The alcohol industry is one of the heavily regulated industry in
united states.Regulation of alcohol in the United States uses a
three-tiered system that perpetuates big business’s control on the
alcohol industry and has helped maintain a cartel-like hold on the
marketplace ever since the end of alcohol prohibition in 1933. The
power the distributor has on the market cannot be underestimated.
In order for alcoholic products to be sold, the law requires you to
go through a distributor who has been licensed by the state to sell
to the retailer. This means if you decide to import or start up a
brewery, you’ll have to acquire a distributor license yourself and
deal with the subsequent overhead cost associated with it. The
other option is signing a contract with an existing distributor who
will sell your beer while expanding their own distributing network.
The cost here is perpetuating the control big business has on the
alcohol industry.
If you decide to enter the beer market, you better be prepared for
the complex web of restrictions. First, you will need a Limited
Liability Corporation (LLC). You must file the proper paperwork
with the Alcohol Tobacco Trade and Tax Bureau (TTB) for the benefit
of paying excise taxes and get the labelling permits. All the
requirements to protect consumers begin with the level of
production and end at the beginning of distribution. The
distributor takes a profit from the sales but is really nothing
more than a fancy way of saying “I’ll sell that for you at a higher
cost because the government says so.”
Since the late 1980’s, changes have been taking place in both the
natural gas and electricity industries to encourage healthy
competition in the marketplace for both businesses and residential
customers. As time passes, more states are opening up energy
deregulation, and over time we expect all states to also make the
change.
The states that have opened their markets up to energy suppliers
have seen their rates drop, and their citizens have reaped the
benefits of more affordable energy. Here are other examples of
deregulation in the United States that prove how it can benefit the
consumer.
In 1978, airlines were strictly regulated by the government.
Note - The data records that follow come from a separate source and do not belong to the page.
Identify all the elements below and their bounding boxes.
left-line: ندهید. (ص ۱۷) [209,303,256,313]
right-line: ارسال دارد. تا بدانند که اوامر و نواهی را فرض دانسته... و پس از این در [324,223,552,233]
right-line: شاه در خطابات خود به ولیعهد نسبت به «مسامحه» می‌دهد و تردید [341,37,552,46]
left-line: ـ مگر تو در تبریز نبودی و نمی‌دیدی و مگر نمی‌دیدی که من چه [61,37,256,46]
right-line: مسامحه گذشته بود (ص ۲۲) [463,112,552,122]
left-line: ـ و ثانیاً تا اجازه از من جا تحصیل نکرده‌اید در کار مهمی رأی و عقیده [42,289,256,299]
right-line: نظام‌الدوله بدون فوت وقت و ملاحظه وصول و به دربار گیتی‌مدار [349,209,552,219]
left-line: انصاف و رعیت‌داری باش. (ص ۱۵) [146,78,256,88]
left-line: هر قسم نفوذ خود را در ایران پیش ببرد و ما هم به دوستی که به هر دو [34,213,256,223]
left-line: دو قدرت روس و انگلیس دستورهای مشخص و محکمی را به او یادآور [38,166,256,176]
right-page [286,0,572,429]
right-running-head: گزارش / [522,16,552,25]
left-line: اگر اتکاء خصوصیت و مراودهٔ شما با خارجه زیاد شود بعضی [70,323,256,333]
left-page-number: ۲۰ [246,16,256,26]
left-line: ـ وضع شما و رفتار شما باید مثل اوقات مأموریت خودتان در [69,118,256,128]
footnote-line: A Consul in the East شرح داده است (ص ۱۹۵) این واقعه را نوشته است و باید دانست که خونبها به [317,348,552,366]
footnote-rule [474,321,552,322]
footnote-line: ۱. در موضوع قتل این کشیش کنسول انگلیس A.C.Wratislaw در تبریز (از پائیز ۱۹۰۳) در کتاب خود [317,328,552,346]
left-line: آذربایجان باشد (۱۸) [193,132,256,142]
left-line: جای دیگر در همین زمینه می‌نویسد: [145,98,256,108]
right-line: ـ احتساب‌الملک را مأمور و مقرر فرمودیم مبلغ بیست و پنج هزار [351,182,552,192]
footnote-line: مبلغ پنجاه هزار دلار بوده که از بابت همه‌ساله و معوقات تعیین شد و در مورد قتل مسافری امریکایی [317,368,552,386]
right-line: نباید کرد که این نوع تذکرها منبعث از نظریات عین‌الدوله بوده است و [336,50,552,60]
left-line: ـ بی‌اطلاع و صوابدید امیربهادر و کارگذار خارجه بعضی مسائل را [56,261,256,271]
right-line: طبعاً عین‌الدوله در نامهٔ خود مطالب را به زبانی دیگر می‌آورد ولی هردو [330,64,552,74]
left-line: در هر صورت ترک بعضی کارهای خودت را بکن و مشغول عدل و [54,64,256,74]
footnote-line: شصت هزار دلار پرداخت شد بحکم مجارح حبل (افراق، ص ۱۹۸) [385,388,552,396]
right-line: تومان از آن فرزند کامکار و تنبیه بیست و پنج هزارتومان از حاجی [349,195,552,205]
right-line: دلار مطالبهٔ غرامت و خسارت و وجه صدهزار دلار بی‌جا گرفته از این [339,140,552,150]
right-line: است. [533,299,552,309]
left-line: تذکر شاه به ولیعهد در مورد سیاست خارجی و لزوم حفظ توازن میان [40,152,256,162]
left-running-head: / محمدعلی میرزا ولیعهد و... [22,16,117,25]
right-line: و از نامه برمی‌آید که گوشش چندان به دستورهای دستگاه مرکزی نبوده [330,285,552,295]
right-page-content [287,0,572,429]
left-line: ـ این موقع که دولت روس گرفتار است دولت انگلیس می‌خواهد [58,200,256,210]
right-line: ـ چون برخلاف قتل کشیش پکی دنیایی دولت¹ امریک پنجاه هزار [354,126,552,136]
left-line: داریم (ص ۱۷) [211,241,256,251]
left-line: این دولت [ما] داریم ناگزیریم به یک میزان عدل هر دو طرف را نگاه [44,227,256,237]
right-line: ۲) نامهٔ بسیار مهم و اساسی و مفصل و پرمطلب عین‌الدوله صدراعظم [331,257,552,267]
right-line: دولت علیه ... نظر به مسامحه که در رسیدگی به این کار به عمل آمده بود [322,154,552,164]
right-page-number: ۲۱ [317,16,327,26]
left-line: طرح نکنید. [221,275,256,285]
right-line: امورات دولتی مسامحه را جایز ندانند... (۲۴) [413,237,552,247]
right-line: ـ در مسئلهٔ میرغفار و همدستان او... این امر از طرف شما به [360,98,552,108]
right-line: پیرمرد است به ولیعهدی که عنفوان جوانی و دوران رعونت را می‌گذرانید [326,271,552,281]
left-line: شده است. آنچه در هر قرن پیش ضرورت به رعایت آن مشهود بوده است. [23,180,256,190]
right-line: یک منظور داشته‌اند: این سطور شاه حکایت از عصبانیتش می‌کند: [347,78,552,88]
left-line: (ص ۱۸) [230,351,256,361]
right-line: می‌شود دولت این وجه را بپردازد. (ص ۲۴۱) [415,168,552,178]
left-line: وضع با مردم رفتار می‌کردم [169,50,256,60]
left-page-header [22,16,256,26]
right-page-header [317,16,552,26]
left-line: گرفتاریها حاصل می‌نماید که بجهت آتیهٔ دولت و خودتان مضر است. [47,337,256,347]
Fares,
routes, the new markets existing airlines could enter, and other
factors were controlled by government regulators. In 1978, the
Airline Deregulation Act changed the way airlines were controlled.
After deregulation in 1978, many aspects of the industry, including
the price to fly, were controlled by the market. Consumers often
paid less, the government stopped subsidizing routes and companies,
and airlines have looked more like the rest of businesses in the
United States since that time. The strong companies thrived, the
stable companies survived, and weak companies merged or closed.